Des mégacorporations qui contrôlent l’économie mondiale, des implants cérébraux connectés, une intelligence artificielle omniprésente — ce n’est plus de la fiction. Le cyberpunk, né dans les années 1980, décrit avec une précision déconcertante le monde technologique de 2025. Mais sa plus grande prédiction n’était pas une gadget ou un algorithme.
De William Gibson à Philip K. Dick, en passant par les univers de Neuromancer ou Blade Runner, le genre a posé les bases d’une réflexion sur le pouvoir, la technologie et l’humain. Aujourd’hui, ces œuvres résonnent comme des avertissements autant que des prophéties.
Retour sur ce que le cyberpunk a réellement anticipé — et ce que la communauté crypto, en première ligne de cette révolution, devrait en retenir.
IA, implants et surveillance : les prédictions technologiques qui se sont réalisées
Le cyberpunk imaginait une IA capable de raisonner, de manipuler et d’agir de façon autonome. En 2025, les modèles de langage comme GPT-4o ou Gemini Ultra génèrent du code, rédigent des contrats, et pilotent des agents autonomes sur des protocoles DeFi. Ce n’est plus de la science-fiction — c’est le quotidien des développeurs Web3.

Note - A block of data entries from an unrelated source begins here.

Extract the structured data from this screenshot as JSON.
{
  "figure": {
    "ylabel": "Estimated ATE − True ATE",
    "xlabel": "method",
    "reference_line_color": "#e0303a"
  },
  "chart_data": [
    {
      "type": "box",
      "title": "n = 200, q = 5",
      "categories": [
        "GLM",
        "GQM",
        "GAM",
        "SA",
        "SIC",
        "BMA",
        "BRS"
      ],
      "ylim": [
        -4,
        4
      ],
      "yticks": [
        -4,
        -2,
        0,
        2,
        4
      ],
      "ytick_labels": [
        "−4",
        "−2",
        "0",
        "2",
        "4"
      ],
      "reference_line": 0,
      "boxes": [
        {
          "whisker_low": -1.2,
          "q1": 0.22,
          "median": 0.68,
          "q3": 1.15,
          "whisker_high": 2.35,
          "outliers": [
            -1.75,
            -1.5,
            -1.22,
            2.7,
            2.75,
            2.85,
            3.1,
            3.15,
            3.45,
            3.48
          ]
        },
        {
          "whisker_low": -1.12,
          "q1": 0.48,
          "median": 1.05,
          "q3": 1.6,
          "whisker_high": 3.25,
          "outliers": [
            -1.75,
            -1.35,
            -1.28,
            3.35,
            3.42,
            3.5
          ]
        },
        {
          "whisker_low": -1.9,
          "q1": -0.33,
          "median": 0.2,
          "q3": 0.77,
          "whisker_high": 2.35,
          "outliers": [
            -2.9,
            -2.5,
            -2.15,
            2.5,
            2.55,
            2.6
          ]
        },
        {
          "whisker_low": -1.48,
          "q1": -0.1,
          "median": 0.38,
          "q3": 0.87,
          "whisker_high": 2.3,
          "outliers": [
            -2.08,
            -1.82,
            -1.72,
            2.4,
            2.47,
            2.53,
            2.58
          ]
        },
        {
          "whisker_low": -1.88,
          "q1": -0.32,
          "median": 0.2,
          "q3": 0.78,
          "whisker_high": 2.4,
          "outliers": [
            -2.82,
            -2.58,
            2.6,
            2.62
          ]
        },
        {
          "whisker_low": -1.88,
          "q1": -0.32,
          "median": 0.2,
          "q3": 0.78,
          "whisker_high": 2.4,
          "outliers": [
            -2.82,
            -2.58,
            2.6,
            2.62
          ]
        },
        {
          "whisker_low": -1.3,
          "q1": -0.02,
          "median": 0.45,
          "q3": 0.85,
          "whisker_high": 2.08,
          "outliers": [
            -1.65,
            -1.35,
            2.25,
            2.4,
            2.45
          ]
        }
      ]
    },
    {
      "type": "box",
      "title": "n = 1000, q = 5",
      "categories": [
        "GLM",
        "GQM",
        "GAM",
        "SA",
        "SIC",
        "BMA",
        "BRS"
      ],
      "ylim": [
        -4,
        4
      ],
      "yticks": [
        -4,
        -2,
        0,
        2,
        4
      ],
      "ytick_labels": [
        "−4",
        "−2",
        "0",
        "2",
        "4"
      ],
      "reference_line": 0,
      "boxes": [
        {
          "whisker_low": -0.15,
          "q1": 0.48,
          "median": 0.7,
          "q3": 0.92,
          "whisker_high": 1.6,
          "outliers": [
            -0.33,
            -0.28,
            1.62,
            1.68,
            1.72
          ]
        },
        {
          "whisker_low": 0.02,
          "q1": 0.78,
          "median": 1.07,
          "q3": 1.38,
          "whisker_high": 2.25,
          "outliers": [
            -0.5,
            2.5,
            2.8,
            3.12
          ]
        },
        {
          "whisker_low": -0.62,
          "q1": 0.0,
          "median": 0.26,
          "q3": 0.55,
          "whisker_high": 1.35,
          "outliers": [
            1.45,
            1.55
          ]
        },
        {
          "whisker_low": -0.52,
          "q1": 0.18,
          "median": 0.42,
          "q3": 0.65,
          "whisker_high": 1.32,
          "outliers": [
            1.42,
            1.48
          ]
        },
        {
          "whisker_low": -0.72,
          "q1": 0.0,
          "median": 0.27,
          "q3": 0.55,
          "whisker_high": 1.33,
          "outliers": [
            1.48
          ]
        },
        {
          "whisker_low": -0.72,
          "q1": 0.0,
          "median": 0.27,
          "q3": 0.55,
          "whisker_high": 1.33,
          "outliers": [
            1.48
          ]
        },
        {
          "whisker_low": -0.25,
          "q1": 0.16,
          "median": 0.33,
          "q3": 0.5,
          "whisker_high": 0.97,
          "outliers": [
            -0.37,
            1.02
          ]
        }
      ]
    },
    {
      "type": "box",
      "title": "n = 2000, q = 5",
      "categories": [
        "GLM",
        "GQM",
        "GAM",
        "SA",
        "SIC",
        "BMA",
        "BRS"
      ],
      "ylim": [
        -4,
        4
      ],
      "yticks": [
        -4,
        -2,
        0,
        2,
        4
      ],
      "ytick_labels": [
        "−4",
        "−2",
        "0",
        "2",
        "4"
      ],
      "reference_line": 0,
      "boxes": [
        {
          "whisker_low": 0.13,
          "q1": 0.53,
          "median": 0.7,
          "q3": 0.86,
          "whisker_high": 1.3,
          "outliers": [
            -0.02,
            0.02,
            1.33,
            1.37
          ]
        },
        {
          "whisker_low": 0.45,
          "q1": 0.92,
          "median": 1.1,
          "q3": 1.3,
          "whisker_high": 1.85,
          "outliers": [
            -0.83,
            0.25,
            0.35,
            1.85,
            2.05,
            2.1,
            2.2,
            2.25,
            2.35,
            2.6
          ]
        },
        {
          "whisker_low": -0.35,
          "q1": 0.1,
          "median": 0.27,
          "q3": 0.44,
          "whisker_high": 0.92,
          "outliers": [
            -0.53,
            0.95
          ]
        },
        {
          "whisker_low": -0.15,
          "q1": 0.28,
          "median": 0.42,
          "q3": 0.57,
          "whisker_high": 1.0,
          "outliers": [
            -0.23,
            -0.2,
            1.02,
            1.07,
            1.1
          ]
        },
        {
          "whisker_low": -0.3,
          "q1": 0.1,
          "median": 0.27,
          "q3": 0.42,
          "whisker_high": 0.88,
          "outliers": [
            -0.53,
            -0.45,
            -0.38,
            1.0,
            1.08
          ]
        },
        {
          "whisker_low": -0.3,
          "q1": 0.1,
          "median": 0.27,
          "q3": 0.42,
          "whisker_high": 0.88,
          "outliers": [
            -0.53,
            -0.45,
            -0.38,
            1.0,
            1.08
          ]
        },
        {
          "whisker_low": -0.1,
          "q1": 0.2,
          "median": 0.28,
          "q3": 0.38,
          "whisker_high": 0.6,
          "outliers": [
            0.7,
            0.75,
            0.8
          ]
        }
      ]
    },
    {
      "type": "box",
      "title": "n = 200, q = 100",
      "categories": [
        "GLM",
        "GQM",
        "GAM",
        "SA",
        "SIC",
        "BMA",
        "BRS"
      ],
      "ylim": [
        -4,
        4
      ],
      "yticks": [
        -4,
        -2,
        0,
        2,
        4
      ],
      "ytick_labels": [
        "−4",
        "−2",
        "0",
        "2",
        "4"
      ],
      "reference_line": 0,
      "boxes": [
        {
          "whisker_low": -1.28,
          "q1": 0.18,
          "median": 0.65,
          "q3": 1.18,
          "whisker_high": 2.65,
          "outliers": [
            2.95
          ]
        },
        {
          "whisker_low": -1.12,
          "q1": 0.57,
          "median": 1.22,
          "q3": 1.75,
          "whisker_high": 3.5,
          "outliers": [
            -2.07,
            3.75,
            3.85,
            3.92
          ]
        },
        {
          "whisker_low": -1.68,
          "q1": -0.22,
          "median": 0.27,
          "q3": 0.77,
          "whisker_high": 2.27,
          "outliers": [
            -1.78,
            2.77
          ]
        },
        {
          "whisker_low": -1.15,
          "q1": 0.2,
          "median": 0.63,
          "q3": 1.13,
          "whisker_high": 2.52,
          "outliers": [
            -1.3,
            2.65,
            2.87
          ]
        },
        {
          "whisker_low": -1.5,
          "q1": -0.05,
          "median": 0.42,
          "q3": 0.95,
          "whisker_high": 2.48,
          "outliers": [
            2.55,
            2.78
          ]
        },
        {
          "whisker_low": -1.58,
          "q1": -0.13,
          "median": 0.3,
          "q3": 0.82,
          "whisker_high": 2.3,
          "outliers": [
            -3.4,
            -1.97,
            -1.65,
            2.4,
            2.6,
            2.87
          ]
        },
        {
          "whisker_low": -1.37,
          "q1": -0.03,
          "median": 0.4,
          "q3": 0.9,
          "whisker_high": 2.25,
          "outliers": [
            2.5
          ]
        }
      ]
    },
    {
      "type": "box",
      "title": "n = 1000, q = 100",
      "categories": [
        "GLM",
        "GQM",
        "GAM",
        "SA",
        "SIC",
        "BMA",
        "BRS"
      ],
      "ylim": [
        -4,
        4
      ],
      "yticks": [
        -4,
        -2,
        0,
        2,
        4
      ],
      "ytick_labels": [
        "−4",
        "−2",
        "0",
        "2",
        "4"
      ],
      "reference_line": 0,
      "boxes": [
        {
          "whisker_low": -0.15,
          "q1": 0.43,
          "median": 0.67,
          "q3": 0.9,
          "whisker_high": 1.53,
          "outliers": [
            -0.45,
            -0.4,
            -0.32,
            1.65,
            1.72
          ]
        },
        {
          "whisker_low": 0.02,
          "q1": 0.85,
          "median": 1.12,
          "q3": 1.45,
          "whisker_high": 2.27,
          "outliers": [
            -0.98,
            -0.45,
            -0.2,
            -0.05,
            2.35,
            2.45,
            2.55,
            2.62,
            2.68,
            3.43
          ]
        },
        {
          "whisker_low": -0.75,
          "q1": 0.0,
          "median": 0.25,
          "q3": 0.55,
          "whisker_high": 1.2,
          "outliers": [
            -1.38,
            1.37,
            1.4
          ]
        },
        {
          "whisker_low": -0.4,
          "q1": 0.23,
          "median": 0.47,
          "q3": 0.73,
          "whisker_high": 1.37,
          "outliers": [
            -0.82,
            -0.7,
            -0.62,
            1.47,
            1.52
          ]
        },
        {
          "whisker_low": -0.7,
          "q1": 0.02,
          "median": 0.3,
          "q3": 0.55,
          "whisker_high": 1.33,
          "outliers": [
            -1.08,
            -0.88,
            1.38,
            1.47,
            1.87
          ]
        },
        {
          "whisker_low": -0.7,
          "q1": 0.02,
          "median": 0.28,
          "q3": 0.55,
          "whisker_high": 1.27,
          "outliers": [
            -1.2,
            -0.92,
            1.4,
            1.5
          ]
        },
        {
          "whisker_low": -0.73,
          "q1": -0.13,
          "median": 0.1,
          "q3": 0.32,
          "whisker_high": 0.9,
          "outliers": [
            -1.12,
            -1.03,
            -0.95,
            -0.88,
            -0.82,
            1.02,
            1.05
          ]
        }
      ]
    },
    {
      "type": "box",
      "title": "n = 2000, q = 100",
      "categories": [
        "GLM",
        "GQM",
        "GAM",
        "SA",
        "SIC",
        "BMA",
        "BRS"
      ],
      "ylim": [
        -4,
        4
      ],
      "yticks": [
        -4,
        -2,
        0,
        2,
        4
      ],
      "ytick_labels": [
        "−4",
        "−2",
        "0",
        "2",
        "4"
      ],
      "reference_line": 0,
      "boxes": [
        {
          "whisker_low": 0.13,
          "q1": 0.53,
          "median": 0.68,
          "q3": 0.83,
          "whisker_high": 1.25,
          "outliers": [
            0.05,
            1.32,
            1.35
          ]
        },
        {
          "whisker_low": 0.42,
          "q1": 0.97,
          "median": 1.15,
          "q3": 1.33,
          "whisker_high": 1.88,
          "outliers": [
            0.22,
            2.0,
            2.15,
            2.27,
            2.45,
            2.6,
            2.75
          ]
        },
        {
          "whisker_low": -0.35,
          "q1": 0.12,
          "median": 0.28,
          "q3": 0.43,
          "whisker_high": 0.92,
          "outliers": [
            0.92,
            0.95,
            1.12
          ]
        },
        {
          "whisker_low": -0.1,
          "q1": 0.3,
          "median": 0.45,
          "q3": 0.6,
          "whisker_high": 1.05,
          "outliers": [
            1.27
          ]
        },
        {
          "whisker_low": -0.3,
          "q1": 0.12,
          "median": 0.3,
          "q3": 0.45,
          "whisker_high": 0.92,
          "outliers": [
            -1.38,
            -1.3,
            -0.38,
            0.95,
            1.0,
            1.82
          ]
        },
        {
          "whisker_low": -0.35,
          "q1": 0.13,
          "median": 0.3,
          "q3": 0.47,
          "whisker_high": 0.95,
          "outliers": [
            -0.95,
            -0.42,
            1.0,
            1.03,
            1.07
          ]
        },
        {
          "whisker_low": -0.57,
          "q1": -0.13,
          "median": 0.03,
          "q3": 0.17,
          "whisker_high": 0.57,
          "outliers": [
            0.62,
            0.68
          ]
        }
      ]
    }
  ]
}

Les interfaces cerveau-machine, longtemps cantonnées aux romans de Gibson, sont désormais une réalité industrielle. Neuralink a implanté sa puce N1 chez un premier patient humain en janvier 2024, permettant le contrôle d’un curseur par la pensée. Le transhumanisme, pilier narratif du cyberpunk, entre dans sa phase commerciale.
La surveillance de masse, autre obsession du genre, s’est matérialisée à travers les systèmes de crédit social, la reconnaissance faciale déployée dans les espaces publics, et le tracking comportemental des plateformes numériques. Le cyberpunk n’avait pas tort sur la technologie — il avait sous-estimé la vitesse de son déploiement.
La vraie prédiction du cyberpunk : la concentration du pouvoir économique
Au-delà des gadgets, le cyberpunk a surtout anticipé une réalité économique : la disparition progressive de l’État-nation au profit de mégacorporations privées capables de dicter les règles du jeu mondial. En 2025, cinq entreprises technologiques américaines concentrent une capitalisation boursière supérieure au PIB de la majorité des pays du G20.
C’est précisément contre cette centralisation que le mouvement crypto s’est construit. Bitcoin, lancé en 2009 en réponse directe à la crise financière et au renflouement des banques, incarne l’idéal cyberpunk d’un système monétaire hors de portée des institutions. La blockchain est, dans son essence, une réponse technologique à la dystopie corporatiste que le cyberpunk décrivait.
Les protocoles DeFi, les DAO, les stablecoins décentralisés — tous ces outils reproduisent l’architecture d’un monde où les individus reprennent le contrôle de leurs actifs sans intermédiaire. La communauté crypto vit, sans toujours le nommer, dans l’esthétique et la logique du cyberpunk.
Crypto et cyberpunk : deux visions du même futur décentralisé
Le lien entre la culture cyberpunk et l’écosystème crypto est plus profond qu’une simple esthétique néon. Les cypherpunks des années 1990 — Tim May, Eric Hughes, Hal Finney — se réclamaient explicitement de cette tradition littéraire. Leur manifeste posait les bases de la cryptographie comme outil de résistance politique, bien avant que Satoshi Nakamoto ne publie le whitepaper de Bitcoin.
Aujourd’hui, des projets comme Worldcoin (identité biométrique décentralisée), Bittensor (IA décentralisée) ou les réseaux de DePIN (infrastructure physique décentralisée) incarnent directement les thèmes cyberpunk : technologie distribuée, résistance à la censure, souveraineté individuelle face aux systèmes centralisés.
Le cyberpunk ne prédisait pas un futur inévitable — il posait une question : qui contrôle la technologie contrôle le monde. En 2025, cette question n’a jamais été aussi centrale pour les investisseurs, les développeurs et les régulateurs du secteur crypto. La réponse que l’on y apporte, collectivement, définira l’architecture du prochain cycle économique mondial.